La première décision porte sur la transformation de la carte sur laquelle est versée l’allocation pour demandeurs d’asile (ADA), d’une carte de retrait à une carte de paiement. La Commission nationale consultative des droits de l’homme (CNCDH), autre autorité administrative indépendante, s’était déjà exprimée en début d’année sur cette réforme instaurée en novembre 2019 en demandant le remplacement de la nouvelle carte ADA par une carte de retrait et de paiement (voir notre article de newsletter de février 2020).

Tout d’abord, le Défenseur des droits souligne un contexte de « dégradation de l’accueil réservé aux demandeurs d’asile dans notre pays ». Il indique ensuite que la réforme de la carte ADA est « très préjudiciable » aux demandeurs d’asile et qu’elle « affecte lourdement leur quotidien alors que des solutions alternatives moins attentatoires à leurs droits existent ». Il regrette ainsi que la carte de paiement ne soit pas semblable aux cartes bancaires de droit commun, limite l’accès aux commerces de proximité, complique certaines dépenses quotidiennes exigeant des espèces, et entraîne de grande difficultés pour le paiement des loyers des demandeurs d’asile hébergés par des particuliers. Plus généralement, le Défenseur des droits souligne les complications quotidiennes qu’entraîne l’absence d’espèces, notamment pour ceux qui vivent à la rue. Des refus de paiement au moyen de cette carte ont par ailleurs été relevés dans certains magasins, suite à des factures leur ayant été adressées pour le paiement de frais inattendus liés à l’utilisation de la carte : ces frais ont été remboursés par la suite, mais certains commerces refusent encore cette carte.
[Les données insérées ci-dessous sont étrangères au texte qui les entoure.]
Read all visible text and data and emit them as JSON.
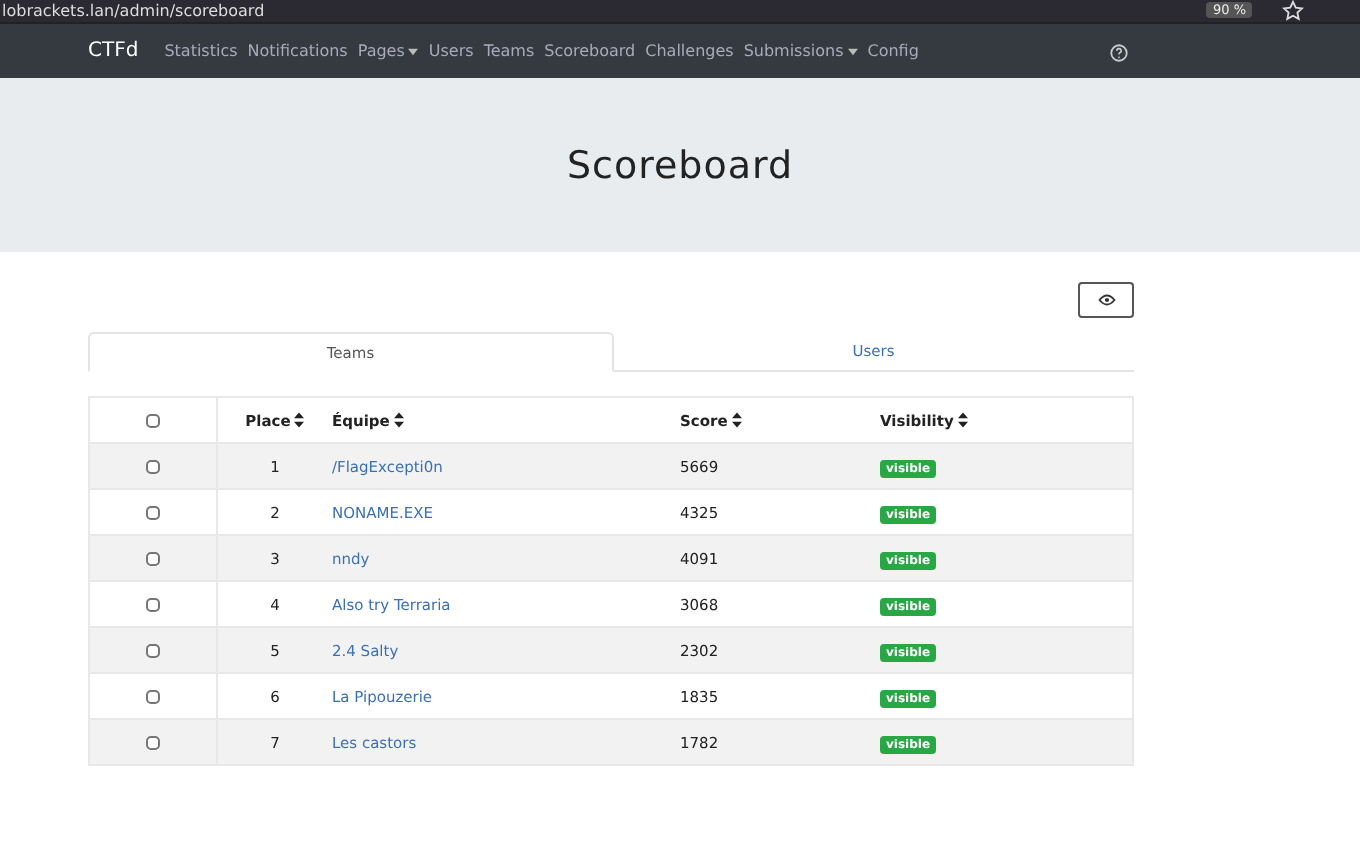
{
  "browser": {
    "url": "lobrackets.lan/admin/scoreboard",
    "zoom": "90 %"
  },
  "navbar": {
    "brand": "CTFd",
    "items": [
      {
        "label": "Statistics",
        "dropdown": false
      },
      {
        "label": "Notifications",
        "dropdown": false
      },
      {
        "label": "Pages",
        "dropdown": true
      },
      {
        "label": "Users",
        "dropdown": false
      },
      {
        "label": "Teams",
        "dropdown": false
      },
      {
        "label": "Scoreboard",
        "dropdown": false
      },
      {
        "label": "Challenges",
        "dropdown": false
      },
      {
        "label": "Submissions",
        "dropdown": true
      },
      {
        "label": "Config",
        "dropdown": false
      }
    ]
  },
  "title": "Scoreboard",
  "tabs": [
    {
      "label": "Teams",
      "selected": true
    },
    {
      "label": "Users",
      "selected": false
    }
  ],
  "table": {
    "select_all_checked": false,
    "columns": [
      "Place",
      "Équipe",
      "Score",
      "Visibility"
    ],
    "rows": [
      {
        "checked": false,
        "place": "1",
        "team": "/FlagExcepti0n",
        "score": "5669",
        "visibility": "visible"
      },
      {
        "checked": false,
        "place": "2",
        "team": "NONAME.EXE",
        "score": "4325",
        "visibility": "visible"
      },
      {
        "checked": false,
        "place": "3",
        "team": "nndy",
        "score": "4091",
        "visibility": "visible"
      },
      {
        "checked": false,
        "place": "4",
        "team": "Also try Terraria",
        "score": "3068",
        "visibility": "visible"
      },
      {
        "checked": false,
        "place": "5",
        "team": "2.4 Salty",
        "score": "2302",
        "visibility": "visible"
      },
      {
        "checked": false,
        "place": "6",
        "team": "La Pipouzerie",
        "score": "1835",
        "visibility": "visible"
      },
      {
        "checked": false,
        "place": "7",
        "team": "Les castors",
        "score": "1782",
        "visibility": "visible"
      }
    ]
  }
}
Le contexte d’élaboration de cette réforme est également critiqué, celle-ci ayant été annoncée sans que « les associations et opérateurs du secteur » n’aient pu « suffisamment faire entendre leurs propositions ». Dans la seconde partie de sa décision, Jacques Toubon souligne que l’ « on peine à mesurer la portée de l’expérimentation » menée en Guyane et présentée comme concluante par le ministère de l’Intérieur et l’Office français de l’immigration et de l’intégration (OFII). Il répond aux arguments des pouvoirs publics en qualifiant de « discutables » les objectifs présentés. La réforme, en réalité motivée par des enjeux budgétaires qui n’ont cependant jamais été présentés ni débattus (voir notre communiqué de presse du 16 septembre 2019), fait ainsi peser « des contraintes disproportionnés au regarde l’objet poursuivi ». 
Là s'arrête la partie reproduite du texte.